Important for the game
A subgame can be essencial for advancing in the game. When using this type of subgames, have in mind one idea: If the player keeps failing and failing this subgame, will leave this game and tell all the people that "sucks". Never forget it.
If a subgame is not essencial for completing a game, you can do whatever you want with it. Very difficult, not very difficult... your imagination is the limit. Just make it addictive (like the chocobo racing in FFVII) and people will play and play again.
Also, remember that all the minigames must give rewards to the players: they will feel frustrated if the mini-game doesn't give anything. And also this can be applied to the entire game flow. Give rewards when the player does a good job.
Playability by BattleThe players are going to be battling during the entire game, so if you do not make the battle "fun", your game will be trash.
The first part of having a "fun" battle is to having "balance". Your game must be neither difficult (players will leave the game, bored), nor easy (players will feel that the game is not interesting). Also, There must not be places in the game that are more or less difficult than the rest of the game, only if there is a reason to do so (i.e. special reward).

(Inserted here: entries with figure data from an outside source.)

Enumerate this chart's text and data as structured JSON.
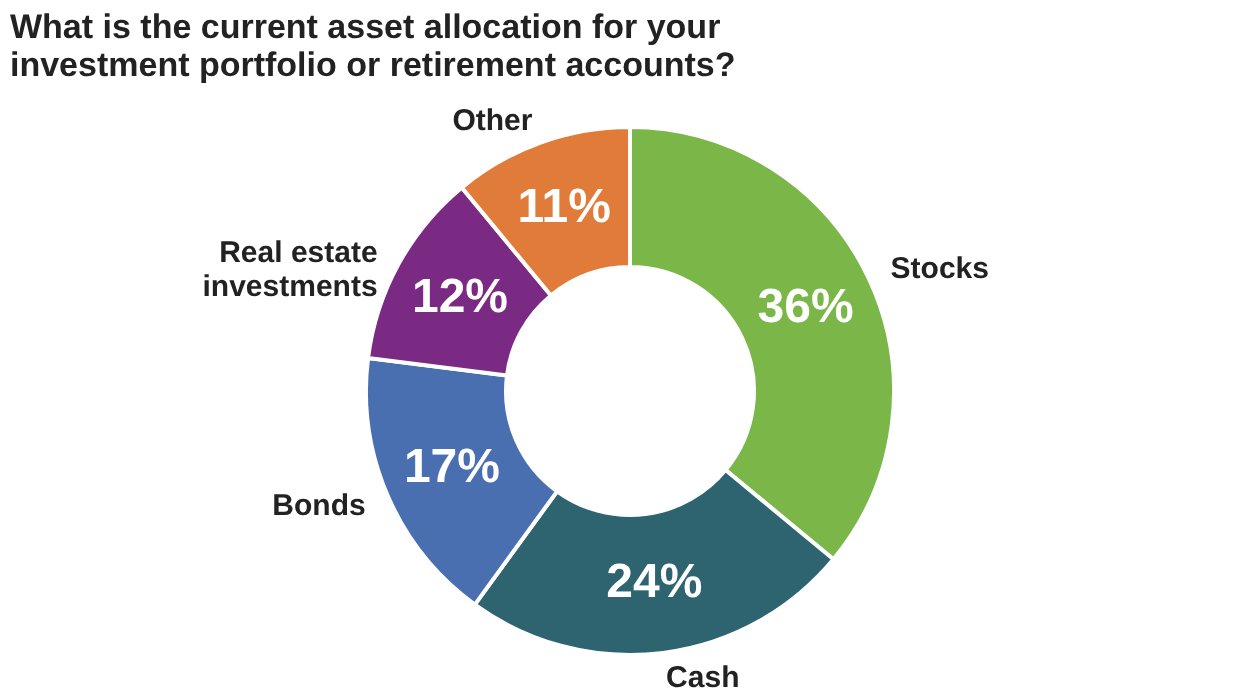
{
  "chart_data": {
    "type": "donut",
    "title": "What is the current asset allocation for your investment portfolio or retirement accounts?",
    "categories": [
      "Stocks",
      "Cash",
      "Bonds",
      "Real estate investments",
      "Other"
    ],
    "values": [
      36,
      24,
      17,
      12,
      11
    ],
    "colors": [
      "#7ab648",
      "#2e6470",
      "#4a6fb0",
      "#7a2a82",
      "#e07b39"
    ],
    "value_labels": [
      "36%",
      "24%",
      "17%",
      "12%",
      "11%"
    ],
    "legend": false
  }
}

How to achieve Balance?. Remember that the avatars have characteristics (Strengh, Dexterity, ...), and they determine the behaviour of your avatars in battle (how much damage they do, when they hit,...). You must plan carefully how the players are going to level up in your game, and how much is going to be the level of the enemies in every zone of your game. Hard task, but must be done. A little hint: Make the definition of what a level is (make X damage, stop Y damage) and put the enemies in every zone accordingly to the level players are supposed to come. Also use spreadsheets for make tests outside the game. And test, test, test.

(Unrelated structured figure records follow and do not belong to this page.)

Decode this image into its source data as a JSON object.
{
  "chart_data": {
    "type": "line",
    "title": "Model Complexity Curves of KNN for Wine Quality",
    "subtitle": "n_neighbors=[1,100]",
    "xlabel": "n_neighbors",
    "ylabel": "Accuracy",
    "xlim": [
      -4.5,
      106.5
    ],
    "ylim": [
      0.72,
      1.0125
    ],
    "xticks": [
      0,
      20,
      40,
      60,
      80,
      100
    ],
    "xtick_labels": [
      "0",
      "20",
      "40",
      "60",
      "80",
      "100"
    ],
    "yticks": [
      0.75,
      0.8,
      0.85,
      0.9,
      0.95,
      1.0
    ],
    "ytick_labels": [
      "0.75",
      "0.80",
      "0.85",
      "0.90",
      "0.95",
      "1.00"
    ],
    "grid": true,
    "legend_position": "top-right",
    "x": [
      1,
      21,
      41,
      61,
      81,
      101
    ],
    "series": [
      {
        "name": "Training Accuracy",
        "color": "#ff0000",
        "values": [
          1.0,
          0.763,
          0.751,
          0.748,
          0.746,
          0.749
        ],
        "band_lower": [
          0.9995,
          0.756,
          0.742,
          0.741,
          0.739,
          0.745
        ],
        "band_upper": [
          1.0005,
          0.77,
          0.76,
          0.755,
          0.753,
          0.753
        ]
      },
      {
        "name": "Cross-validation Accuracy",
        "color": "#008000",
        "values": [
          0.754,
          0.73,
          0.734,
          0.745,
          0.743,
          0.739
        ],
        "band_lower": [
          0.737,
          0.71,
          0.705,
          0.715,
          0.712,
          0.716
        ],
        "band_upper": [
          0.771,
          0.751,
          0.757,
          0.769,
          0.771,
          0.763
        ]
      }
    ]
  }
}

The second part consist on adding more ingredients to the battle. The usual things (i.e. player status (blind, stone) and elemental damage/weapons). Different things (Allow players to create their own weapons or to have lots of different weapons like in the "Diablo" series, allow players to have pets, allow players to have the entire party in the battle (as in Breath of Fire IV), ...). The idea is to have the player constantly making choices.
Playability by "What is going to be next"Since the player is going to be playing the game a lot of time, we must amuse him/her. New scenarios. New enemies (not just copies from old ones, or if there's a copy, make it entirely different). New Weapons. Plot twists. ...

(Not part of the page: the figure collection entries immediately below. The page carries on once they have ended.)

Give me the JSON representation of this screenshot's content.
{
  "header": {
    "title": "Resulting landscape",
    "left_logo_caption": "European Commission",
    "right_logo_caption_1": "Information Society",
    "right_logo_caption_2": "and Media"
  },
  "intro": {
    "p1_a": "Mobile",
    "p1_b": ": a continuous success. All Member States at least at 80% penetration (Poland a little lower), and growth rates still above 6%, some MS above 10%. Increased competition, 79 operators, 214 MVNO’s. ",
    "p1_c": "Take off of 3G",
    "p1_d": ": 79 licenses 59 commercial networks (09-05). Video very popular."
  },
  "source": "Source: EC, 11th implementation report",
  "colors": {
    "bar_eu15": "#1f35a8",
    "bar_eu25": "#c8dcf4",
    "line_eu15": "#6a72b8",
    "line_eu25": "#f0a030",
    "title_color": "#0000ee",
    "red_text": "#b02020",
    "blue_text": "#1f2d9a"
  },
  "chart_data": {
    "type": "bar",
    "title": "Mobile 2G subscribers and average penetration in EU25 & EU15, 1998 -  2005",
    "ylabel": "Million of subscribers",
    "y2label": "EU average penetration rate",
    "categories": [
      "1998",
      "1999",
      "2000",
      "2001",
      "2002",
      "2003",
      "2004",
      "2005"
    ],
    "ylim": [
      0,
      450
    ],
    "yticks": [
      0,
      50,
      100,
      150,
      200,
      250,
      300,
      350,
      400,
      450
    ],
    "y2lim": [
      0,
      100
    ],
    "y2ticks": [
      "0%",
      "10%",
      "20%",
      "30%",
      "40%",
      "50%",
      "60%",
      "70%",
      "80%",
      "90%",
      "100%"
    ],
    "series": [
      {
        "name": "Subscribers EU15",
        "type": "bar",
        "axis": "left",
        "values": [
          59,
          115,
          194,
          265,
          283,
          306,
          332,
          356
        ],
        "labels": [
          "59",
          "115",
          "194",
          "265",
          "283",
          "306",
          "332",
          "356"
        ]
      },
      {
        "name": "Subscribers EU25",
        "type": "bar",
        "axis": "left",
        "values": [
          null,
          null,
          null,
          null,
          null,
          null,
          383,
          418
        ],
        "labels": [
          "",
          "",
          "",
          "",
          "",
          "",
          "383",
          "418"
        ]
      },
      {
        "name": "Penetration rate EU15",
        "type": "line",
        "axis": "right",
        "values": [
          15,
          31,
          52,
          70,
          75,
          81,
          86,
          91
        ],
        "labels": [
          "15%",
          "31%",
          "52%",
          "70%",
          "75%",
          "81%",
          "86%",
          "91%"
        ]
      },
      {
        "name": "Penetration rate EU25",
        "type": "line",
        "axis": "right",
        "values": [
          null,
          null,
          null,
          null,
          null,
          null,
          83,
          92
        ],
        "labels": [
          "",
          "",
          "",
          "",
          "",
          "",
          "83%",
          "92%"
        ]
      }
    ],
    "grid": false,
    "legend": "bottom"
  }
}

Try to make always something new, something that makes the player think: "Wow, it was worth to play until this moment".
Final Words About PlayabilityThe main core of Playability is choices. We must let the player choose lots of ways of achieving fun inside the game. More options a player have, more time he/she can play our game.
Also, remember the CRPGS's you have played. Why you where playing with them a lot of time?. Why you got bored with it?. Try to answer that questions, and then try to design/make a good game that has good answers to that questions.
And as i always say: Try to make it fun ^_-.